By the time she was 18, she had been a hairdresser, milliner, pawnshop clerk, librarian, even a cobbler. But having sung on the side all the while, she felt ready to try out for Blanche Coleman's all-girl band. "Good pipes," they told her, "but can you play a bass?" Fortunately for Dankworth and her later career, she could not. Even with Dank-worth's band, she felt after a few years like a "necessary evil" and decided that it was necessary to strike out on her own. What she found waiting for her out there was mostly straight acting parts in London's West End, notably the lead in Tony Richardson's production of the West Indian play Flesh to a Tiger.
In 1958 she married Dankworth and began appearing with his band as a featured act, but she also kept up her new attachment to the theater. She played both Hippolyta and Titania in a West End production of A Midsummer Night's Dream, Hedda Gabler at Canterbury, and replaced an ailing Lotte Lenya in a production of the Weill-Brecht The Seven Deadly Sins in Edinburgh. Currently she is starring in a London revival of Show Boat, where her breathy, pulsating Bill is a showboat-stopper. Her musically adventurous nature has also led her to give lieder recitals, try some of Dankworth's offbeat settings of Shakespeare Sonnets and Bach inventions, and sing the role of Eve in Arena, a futuristic opera by Britain's George Newson, at a 1971 London Prom concert under Pierre Boulez.
In the U.S., Cleo, like pure-malt Scotch and the metric system, is only beginning to catch on.

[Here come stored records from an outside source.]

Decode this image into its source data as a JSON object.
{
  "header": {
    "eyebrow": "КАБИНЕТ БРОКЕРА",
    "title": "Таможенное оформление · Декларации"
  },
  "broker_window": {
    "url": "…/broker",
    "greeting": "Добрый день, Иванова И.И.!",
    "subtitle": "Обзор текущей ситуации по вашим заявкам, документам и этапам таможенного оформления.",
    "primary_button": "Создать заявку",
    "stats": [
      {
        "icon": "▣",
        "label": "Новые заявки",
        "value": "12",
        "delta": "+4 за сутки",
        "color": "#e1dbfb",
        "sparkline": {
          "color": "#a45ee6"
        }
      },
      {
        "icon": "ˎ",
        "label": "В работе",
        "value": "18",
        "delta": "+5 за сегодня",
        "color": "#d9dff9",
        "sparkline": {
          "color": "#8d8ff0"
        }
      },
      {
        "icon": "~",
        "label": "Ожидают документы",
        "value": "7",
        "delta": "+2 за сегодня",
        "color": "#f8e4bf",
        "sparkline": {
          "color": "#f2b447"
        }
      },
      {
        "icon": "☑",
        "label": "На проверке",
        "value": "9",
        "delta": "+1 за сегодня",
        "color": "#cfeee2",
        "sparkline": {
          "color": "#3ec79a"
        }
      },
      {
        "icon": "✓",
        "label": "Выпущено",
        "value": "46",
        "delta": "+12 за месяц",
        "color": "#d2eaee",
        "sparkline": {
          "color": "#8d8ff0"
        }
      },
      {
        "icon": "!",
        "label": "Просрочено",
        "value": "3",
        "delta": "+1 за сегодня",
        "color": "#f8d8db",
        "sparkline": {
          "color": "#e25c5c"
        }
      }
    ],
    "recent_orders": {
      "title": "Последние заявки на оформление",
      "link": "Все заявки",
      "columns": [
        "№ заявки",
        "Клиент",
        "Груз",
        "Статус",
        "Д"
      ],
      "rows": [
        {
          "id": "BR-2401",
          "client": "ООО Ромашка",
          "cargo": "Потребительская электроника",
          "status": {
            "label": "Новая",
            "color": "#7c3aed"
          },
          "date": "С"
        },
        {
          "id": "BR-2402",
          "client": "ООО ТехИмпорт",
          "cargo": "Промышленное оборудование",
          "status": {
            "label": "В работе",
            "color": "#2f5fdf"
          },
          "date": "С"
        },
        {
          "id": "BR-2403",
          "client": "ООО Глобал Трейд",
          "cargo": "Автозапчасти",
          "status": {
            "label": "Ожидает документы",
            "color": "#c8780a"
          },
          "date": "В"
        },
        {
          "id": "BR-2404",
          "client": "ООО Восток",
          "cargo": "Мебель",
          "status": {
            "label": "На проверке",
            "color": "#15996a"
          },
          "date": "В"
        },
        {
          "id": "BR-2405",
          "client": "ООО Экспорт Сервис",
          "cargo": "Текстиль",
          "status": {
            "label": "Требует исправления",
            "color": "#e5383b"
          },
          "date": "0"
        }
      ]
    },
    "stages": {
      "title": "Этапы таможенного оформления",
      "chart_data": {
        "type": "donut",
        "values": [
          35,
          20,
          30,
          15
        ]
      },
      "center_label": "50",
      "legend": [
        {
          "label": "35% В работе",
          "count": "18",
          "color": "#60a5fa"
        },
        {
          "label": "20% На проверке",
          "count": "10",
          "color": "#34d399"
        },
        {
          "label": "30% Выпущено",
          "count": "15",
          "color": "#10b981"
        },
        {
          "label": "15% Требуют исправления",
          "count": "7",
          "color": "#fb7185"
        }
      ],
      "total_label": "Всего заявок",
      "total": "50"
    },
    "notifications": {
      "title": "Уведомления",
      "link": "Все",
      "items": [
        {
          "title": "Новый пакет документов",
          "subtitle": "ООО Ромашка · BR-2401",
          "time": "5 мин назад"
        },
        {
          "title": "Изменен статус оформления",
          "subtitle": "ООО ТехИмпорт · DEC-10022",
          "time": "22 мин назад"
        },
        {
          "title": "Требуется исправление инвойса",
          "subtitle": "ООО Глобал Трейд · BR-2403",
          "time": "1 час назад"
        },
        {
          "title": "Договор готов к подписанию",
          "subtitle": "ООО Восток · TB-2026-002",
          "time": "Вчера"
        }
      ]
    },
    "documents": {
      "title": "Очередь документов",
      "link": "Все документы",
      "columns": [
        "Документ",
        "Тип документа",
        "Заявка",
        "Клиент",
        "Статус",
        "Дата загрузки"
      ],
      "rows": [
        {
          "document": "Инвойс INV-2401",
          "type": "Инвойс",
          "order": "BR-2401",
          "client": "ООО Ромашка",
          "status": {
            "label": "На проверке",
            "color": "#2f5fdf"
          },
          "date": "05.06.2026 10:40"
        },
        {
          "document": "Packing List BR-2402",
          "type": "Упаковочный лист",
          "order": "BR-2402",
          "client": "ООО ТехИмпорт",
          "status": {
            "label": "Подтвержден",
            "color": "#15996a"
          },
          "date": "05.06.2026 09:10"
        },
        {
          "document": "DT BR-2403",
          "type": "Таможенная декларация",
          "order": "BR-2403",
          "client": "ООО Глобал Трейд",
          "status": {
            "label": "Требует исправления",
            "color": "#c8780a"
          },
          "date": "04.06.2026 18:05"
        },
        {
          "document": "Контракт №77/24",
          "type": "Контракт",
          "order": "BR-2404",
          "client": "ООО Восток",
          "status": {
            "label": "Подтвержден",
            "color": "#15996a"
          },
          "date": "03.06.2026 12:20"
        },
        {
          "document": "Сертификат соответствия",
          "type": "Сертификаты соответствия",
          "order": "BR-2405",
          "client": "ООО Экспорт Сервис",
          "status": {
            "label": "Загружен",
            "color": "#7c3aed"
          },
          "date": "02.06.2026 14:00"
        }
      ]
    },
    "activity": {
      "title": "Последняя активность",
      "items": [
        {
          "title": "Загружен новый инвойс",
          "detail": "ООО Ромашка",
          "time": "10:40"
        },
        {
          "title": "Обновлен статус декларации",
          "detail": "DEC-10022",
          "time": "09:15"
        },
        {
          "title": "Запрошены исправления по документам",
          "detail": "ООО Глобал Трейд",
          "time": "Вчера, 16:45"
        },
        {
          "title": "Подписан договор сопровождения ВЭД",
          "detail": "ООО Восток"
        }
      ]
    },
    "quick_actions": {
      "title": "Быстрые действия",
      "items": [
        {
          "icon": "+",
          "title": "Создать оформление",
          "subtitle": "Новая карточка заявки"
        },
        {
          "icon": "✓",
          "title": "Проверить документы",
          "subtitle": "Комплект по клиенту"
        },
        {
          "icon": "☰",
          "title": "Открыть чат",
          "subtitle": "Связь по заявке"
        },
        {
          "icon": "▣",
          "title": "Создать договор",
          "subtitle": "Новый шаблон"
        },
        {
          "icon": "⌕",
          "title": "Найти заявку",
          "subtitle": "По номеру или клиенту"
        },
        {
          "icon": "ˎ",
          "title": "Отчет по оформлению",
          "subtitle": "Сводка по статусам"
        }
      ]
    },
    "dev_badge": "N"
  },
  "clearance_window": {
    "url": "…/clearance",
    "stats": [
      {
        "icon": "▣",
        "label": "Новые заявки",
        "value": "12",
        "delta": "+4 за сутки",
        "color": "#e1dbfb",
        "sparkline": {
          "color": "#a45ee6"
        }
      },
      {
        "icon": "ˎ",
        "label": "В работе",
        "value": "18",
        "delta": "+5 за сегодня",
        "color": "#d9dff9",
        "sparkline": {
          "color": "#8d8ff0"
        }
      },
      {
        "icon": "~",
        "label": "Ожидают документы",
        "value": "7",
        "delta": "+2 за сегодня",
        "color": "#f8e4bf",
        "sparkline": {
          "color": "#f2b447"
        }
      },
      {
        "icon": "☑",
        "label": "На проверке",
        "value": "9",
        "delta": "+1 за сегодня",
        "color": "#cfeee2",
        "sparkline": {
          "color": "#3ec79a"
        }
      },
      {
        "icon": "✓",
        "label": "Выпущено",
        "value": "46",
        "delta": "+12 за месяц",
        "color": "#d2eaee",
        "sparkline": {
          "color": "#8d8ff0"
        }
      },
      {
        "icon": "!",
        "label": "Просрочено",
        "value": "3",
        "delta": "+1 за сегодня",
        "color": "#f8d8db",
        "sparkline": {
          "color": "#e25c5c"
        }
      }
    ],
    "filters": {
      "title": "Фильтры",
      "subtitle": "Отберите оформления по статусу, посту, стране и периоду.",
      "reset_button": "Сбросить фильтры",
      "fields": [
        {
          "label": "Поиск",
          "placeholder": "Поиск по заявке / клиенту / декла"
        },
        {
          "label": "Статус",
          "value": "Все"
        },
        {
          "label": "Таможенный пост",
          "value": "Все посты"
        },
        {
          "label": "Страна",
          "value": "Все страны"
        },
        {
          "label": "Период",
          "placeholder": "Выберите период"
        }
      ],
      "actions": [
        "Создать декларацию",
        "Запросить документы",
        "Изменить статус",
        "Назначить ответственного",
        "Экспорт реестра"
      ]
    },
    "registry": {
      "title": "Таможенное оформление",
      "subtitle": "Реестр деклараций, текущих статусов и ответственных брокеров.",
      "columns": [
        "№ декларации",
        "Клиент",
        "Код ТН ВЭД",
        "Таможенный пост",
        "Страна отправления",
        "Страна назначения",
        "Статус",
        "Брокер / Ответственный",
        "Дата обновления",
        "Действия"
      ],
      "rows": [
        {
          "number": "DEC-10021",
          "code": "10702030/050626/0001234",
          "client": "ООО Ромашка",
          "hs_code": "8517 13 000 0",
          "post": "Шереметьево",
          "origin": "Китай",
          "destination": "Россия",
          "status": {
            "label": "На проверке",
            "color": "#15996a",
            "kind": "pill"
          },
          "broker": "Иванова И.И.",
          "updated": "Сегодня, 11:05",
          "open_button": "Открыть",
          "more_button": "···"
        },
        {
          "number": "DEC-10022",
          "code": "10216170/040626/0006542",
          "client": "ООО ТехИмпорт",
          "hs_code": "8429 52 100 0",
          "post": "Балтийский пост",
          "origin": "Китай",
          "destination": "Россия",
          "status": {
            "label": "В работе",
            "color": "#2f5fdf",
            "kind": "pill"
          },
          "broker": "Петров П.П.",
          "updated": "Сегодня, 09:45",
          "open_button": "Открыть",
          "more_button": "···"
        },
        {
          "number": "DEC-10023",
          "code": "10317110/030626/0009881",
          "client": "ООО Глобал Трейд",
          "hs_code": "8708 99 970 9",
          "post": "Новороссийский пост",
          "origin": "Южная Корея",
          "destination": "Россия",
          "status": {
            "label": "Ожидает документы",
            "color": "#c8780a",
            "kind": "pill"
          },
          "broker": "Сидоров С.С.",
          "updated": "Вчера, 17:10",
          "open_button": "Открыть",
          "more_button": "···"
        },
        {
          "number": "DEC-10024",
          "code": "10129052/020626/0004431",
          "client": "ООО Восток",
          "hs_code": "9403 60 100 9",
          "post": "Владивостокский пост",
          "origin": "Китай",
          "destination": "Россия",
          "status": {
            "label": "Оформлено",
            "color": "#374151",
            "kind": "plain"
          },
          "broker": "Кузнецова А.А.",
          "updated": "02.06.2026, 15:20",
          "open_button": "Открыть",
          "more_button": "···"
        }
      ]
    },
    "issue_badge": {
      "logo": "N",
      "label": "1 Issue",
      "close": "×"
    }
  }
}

She and Johnny are scheduled to give a concert in April at Manhattan's Carnegie Hall; that appearance will be followed next fall by a month-long American tour. For both events, Cleo manages to be her own worst promoter. "When I hear myself, I don't like it," she says. "I can't get out what I hear in my head. What comes out is mellow and soft; yet what I try to achieve is an 'edge' to my voice." To her avid public in Britain, Europe and Australia (which includes Britain's Princess Margaret), a more apt description can be found on the working title of Cleo's newest album, which she was recording last week: I Am a Song.